Nouvelle alerte sur la dette sénégalaise
La pression s’accentue sur les finances publiques du Sénégal. L’agence de notation Standard & Poor’s a de nouveau abaissé la note souveraine du pays, la faisant passer de B– à CCC+, un niveau particulièrement préoccupant dans l’échelle des risques.
Cette décision reflète les inquiétudes croissantes des marchés quant à la capacité du pays à honorer ses engagements financiers dans un contexte de fortes tensions budgétaires.

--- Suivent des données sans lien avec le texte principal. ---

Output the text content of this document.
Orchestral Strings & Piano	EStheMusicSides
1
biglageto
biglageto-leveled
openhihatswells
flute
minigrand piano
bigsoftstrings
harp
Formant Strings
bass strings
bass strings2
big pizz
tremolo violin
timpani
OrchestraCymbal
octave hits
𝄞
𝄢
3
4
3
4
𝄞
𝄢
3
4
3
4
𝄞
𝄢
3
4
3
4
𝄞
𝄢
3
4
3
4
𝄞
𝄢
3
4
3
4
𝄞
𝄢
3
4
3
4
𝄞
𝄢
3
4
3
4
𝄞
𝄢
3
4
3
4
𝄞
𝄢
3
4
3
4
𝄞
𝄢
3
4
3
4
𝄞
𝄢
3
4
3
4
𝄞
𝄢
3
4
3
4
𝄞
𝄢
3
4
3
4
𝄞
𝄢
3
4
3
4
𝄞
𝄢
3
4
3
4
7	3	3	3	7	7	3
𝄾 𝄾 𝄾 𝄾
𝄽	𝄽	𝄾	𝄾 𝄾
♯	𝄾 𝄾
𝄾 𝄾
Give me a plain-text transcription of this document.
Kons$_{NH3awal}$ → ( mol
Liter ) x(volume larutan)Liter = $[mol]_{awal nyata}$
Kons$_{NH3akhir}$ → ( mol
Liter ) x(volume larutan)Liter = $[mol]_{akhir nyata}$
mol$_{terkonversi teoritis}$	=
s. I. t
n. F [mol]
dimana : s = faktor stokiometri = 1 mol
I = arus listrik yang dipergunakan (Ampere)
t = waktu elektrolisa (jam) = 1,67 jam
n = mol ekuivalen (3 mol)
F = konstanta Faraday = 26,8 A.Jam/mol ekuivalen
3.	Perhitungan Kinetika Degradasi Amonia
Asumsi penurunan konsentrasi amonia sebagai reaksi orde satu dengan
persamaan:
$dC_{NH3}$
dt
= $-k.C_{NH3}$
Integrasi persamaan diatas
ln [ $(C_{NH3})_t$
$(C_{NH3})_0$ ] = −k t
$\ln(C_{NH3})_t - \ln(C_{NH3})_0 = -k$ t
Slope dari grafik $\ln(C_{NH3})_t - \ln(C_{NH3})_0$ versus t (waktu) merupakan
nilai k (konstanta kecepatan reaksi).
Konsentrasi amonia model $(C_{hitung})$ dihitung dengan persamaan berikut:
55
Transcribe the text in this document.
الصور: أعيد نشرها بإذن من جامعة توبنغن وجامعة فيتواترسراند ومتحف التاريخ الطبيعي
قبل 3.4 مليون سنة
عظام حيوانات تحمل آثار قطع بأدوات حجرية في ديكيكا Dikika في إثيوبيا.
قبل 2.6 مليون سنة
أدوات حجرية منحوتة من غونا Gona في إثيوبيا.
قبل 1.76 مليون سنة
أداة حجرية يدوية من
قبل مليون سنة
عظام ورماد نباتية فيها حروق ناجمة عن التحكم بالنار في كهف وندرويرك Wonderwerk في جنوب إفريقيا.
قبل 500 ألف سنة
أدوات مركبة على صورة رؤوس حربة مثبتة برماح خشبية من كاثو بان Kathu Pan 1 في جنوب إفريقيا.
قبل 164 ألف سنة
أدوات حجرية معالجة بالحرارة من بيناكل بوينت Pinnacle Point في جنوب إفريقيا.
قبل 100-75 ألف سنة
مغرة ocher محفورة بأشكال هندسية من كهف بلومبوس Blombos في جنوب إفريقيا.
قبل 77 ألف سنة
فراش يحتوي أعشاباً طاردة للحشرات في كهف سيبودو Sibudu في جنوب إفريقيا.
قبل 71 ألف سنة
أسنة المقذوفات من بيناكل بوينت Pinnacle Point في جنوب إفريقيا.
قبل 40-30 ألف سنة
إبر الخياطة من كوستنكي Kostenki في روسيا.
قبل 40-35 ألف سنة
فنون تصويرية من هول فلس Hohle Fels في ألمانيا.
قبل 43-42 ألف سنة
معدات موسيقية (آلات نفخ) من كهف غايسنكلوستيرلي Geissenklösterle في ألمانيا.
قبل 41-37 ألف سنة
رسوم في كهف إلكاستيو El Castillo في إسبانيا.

Dette cachée et pratiques opaques pointées du doigt
Cette dégradation intervient dans un climat déjà lourd, marqué par le scandale d’environ 7 milliards de dollars de dette non déclarée. Une révélation qui a fortement entamé la crédibilité financière du Sénégal auprès des investisseurs internationaux.
À cela s’ajoutent de nouvelles informations publiées par le Financial Times. Selon le média, près de 650 millions de dollars auraient été mobilisés dans une relative opacité via des instruments financiers complexes, notamment des Total Return Swaps (TRS), afin d’éviter un défaut à court terme.
Ces pratiques alimentent les critiques sur le manque de transparence dans la gestion de la dette publique.
Une dette désormais classée “hautement spéculative”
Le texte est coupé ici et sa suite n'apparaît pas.